Wanita itu mengenakan kemeja putih dan rok berwarna merah muda. Ratih, Hani, dan Lila menggelayutkan tubuh mereka sambil menarik jemari Kak Alin, mereka terlihat sangat akrab. Satu per satu dari mereka mencium tangannya yang dibalas dengan pelukan hangat. Mereka bersama-sama menuju ke ruang tari yang telah dipersiapkan Bunda Riani kemarin. Kak Alin sempat menatapku dari kejauhan dan melemparkan senyumnya untukku. Aku memalingkan muka dengan tanpa membalas senyumnya. Aku iri.

Aku memilih mengintip mereka dari kejauhan. Kemudian, perlahan aku kembali ke kamar tanpa ada yang menyadarinya, kecuali Bunda Riani. Aku kembali ke kamar dengan jalan terseok-seok. Kurebahkan badanku di kasur sambil memandangi rinai yang mengalir di balik kaca jendela kamar. Pikiranku seperti hendak memasuki mesin waktu dan kembali pada masa itu. Aku berniat menuliskan sesuatu di sebuah kertas. Namun, rasanya seperti ada mencekat rahangku dan sesuatu yang meyesakkan dada. Aku hanya mampu diam, membiarkan detak jam terus berjalan dalam kekosongan di kamar.

***

“Sifa..”

Aku mendengar sayup-sayup suara seorang perempuan diikuti dengan suara laki-laki. Mereka menghampiriku dan kemudian memelukku. Aku memandangi wajahku di cermin, aku tampak cantik mengenakan kebaya berbahan katun sepasang dengan jarit bermotif batik. Kepalaku disanggul dan dihiasi bunga-bunga yang membuatku semakin anggun.

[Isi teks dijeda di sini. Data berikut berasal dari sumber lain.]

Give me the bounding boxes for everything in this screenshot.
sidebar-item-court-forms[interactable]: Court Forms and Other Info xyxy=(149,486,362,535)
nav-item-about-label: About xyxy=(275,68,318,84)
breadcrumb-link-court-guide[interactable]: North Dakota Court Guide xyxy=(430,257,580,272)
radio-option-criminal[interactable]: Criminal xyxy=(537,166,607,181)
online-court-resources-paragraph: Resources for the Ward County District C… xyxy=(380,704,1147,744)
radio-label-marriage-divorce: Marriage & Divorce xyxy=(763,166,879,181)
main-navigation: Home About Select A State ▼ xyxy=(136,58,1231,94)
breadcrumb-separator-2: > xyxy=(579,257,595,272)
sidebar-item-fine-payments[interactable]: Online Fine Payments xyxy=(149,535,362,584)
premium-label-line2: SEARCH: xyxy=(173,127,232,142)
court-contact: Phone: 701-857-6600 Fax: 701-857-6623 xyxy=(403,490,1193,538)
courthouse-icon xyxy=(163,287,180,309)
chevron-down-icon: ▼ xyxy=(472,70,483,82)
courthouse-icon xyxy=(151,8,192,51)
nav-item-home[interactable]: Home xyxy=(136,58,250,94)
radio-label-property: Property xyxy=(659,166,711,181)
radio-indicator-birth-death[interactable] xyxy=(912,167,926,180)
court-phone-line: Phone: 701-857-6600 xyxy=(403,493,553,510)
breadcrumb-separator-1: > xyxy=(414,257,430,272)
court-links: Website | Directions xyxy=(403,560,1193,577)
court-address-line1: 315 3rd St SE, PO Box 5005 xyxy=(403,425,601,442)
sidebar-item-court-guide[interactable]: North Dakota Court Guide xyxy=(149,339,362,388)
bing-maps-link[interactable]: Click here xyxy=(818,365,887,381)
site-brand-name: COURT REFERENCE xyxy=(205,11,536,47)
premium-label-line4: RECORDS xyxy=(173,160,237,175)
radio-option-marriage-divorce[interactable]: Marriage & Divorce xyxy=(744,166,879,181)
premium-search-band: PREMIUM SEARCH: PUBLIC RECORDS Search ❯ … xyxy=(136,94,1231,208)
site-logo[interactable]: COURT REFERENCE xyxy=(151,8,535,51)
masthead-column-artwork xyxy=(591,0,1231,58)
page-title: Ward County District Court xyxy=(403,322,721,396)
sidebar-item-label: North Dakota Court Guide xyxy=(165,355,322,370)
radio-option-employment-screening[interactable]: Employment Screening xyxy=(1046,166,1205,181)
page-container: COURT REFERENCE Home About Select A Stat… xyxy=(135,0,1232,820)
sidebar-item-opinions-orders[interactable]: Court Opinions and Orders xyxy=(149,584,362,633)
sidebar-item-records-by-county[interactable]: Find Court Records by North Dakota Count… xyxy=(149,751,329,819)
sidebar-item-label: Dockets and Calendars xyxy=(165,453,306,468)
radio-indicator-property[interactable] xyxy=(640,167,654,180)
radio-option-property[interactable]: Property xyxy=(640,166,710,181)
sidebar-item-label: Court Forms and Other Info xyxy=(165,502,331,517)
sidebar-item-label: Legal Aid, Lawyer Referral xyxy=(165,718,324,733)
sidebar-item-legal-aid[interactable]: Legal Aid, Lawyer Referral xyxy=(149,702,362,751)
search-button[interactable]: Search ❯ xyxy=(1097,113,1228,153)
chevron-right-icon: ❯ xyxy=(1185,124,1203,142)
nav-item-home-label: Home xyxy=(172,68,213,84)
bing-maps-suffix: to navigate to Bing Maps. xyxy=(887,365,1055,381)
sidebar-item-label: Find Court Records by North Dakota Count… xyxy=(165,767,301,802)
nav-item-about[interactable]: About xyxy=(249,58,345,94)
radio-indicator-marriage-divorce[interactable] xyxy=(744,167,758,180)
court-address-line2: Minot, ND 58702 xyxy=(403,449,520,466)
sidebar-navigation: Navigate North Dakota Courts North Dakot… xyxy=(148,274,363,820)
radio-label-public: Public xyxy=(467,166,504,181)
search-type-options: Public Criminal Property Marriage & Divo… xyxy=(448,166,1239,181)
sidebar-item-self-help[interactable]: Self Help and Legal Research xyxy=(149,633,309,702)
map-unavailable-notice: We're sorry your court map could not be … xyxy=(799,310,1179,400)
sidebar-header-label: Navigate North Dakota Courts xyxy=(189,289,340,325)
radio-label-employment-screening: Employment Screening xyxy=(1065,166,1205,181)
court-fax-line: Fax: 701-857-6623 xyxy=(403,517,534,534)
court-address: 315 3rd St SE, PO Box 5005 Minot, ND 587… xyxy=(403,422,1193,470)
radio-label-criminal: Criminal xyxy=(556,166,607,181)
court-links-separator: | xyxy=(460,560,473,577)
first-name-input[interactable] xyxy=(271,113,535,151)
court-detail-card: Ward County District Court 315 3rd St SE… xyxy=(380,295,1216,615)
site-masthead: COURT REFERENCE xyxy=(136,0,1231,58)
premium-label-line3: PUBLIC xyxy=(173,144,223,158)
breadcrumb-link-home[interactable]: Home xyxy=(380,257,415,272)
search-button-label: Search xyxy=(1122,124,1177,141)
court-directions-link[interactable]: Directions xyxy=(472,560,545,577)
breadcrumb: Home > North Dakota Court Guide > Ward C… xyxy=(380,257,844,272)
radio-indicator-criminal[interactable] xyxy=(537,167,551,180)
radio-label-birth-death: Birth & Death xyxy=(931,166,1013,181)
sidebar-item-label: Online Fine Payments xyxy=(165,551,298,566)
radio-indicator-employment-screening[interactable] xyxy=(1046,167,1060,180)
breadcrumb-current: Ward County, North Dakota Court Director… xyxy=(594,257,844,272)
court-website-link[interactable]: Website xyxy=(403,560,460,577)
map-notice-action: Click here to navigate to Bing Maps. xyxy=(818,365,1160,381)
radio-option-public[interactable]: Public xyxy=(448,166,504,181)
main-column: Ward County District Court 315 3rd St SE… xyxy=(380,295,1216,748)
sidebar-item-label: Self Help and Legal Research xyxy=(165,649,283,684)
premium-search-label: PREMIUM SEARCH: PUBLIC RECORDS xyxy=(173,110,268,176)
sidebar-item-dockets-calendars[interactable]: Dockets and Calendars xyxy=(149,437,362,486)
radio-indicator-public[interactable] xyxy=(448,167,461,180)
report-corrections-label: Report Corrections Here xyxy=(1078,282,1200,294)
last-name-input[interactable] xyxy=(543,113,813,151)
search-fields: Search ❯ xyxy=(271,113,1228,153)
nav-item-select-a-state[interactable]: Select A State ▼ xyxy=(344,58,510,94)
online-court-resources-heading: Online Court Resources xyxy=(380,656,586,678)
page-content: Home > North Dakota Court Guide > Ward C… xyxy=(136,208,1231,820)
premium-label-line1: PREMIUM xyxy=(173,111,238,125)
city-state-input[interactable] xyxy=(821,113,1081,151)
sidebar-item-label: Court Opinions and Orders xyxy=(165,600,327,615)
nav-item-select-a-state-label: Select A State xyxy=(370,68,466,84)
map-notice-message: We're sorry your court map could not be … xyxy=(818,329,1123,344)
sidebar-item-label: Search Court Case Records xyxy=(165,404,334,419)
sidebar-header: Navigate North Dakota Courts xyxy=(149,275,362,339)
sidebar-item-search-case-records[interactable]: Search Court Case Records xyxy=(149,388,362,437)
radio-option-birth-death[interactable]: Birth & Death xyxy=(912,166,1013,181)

“Ayah dan Ibu bangga, Nak. Kamu tadi mendapat juara tiga.”

Perempuan itu masih memelukku.

“Kalau festival selanjutnya mendapat juara satu, ayah akan membelikanmu hadiah sepeda.”

Lelaki itu juga ikut berbicara, menjanjikan sesuatu yang kudambakan selama ini.

Kupu-kupu Bersayap Elang

Mereka adalah ayah dan ibuku. Aku dijanjikannya sepeda yang sangat kuingini. Namun, aku hanya mendapat juara tiga. Aku selalu berharap menjadi juara satu, aku ingin sekali sepeda.

Langit mulai gelap. Awan siap menumpahkan jutaan fluida dari bibirnya dan membasahi seluruh kota ini. Kami segera menepi di tempat yang teduh hujan. Ayah membelikan kami soto ayam. Aku dan ibu suka sekali soto ayam.

“Ayah, janji ya kalau juara satu, aku mendapat sepeda?” Tanyaku dengan wajah yang kuyup.

“Iya, sayang. Kamu harus rajin berlatih agar bisa menjadi penari yang hebat,” Ayah membelai rambutku yang ikal bergelombang.

Mataku berbinar bahagia mendengar ucapan Ayah. Aku sudah tidak sabar dapat mewujudkan impianku tersebut.

Kami bertiga pulang menaiki motor Ayah. Hanya motor Ayah kendaraan yang keluarga kami punya. Jalanan masih sangat licin, tapi kami harus segera pulang. Ayah memiliki urusan yang harus diselesaikannya. Ia sudah sengaja membolos kerja untuk melihat penampilanku di panggung dalam Festival Tari Jaipong tingkat SD se-Jawa Barat.

Pandanganku tiba-tiba gelap. Aku tidak melihat apa-apa lagi. Aku hanya mendengar suara. Suara ibu yang memanggilku, suara Ayah yang menjerit kesakitan, dan ibu yang kemudian menangis memanggil Ayah.

***

Kak Alin selalu datang sesuai jadwalnya. Kak Alin datang setiap hari Senin, Rabu, dan Sabtu. Anak-anak sudah siap menyambut Kak Alin seperti biasa. Sementara, aku masih enggan bergabung dengan mereka.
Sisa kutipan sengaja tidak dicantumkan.